Shout, Icenian, Catieuchlanian; shout, Coritanian, Trinobant!
Bloodily, bloodily fall the battle-axe, unexhausted, inexorable!
Take the hoary Roman head, and shatter it, hold it abominable,
Cut the Roman boy in pieces in his lust and voluptuousness.
Fall the colony, city, and citadel, London, Verulam, Camulodune!’
‘Ye gods! What cannot a poet do?’ exclaimed Seneca, with enthusiasm. ‘Those lines would have made me die in battle, if I had been a Briton.’
‘They have caused eighty thousand to die in battle,’ said Aulus. ‘A later letter of Paulinus tells us that, after a fearful massacre of the Romans at the three colonies of Londinium, Verulamium, and Camulodunum, the Britons assembled two hundred and thirty thousand warriors, with whom he fought a tremendous battle near Verulamium. But how could those woad-painted fighters withstand the skill, the discipline, the heavy armour of our legionaries? We lost but four hundred, Paulinus says; and Boadicea, who, in a chariot with her two daughters, had raged through the battle like an angry lioness, has taken poison in despair.’

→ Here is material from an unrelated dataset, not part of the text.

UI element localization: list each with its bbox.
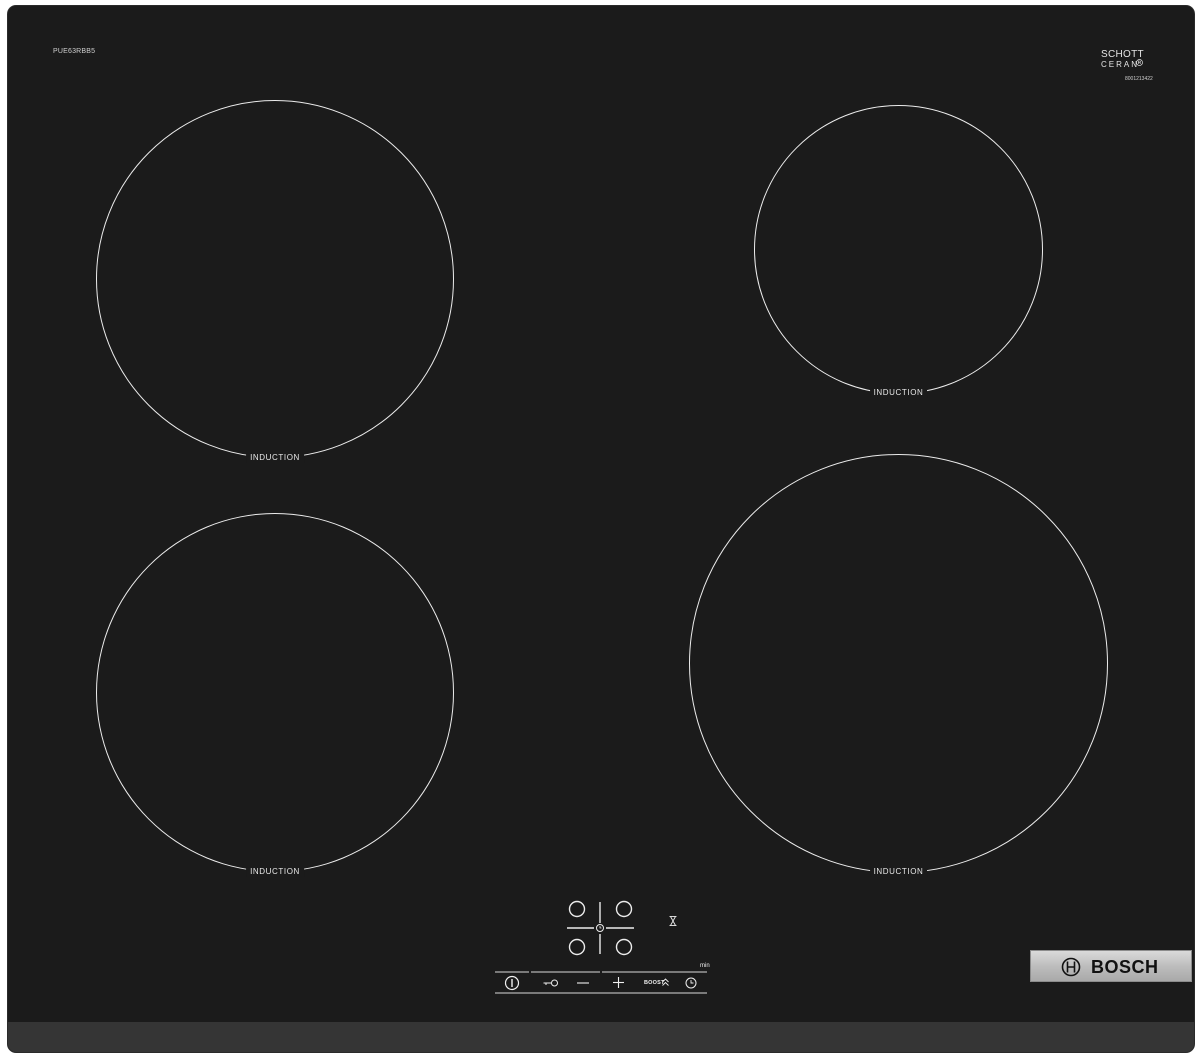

The wild passionate verses had produced strangely different effects on the little audience. The old king started up from his couch, his breast panting, his eyes full of fire, and then sank back again and hid his face in his mantle. For the lines recalled to him his own heroic struggles, and his great father, Cunobalin, and his noble brothers. Claudia mused in silence, thinking of the day when the Prince of Peace should come again—a thought which Pomponia divined as she laid her hand on the fair head of her friend. Vespasian looked grave, and thought it rather treasonous of a Roman poet to turn such verses into Latin. Pudens and Titus felt a pang of regret that, in combat with a free people, the name of Rome should be stained with the infamies of scamps and weaklings who had provoked that terrible revolt.
Seneca little knew that Aulus, in reading extracts from the letter of Suetonius, had suppressed a passage in which the general had indignantly stated as one cause of the insurrection, not only the wrongs of Boadicea, but the fact that Seneca himself had suddenly called in large sums of money which he had lent to the British at usurious interest, and that the demand for repayment had reduced the poor Iceni to bankruptcy and despair.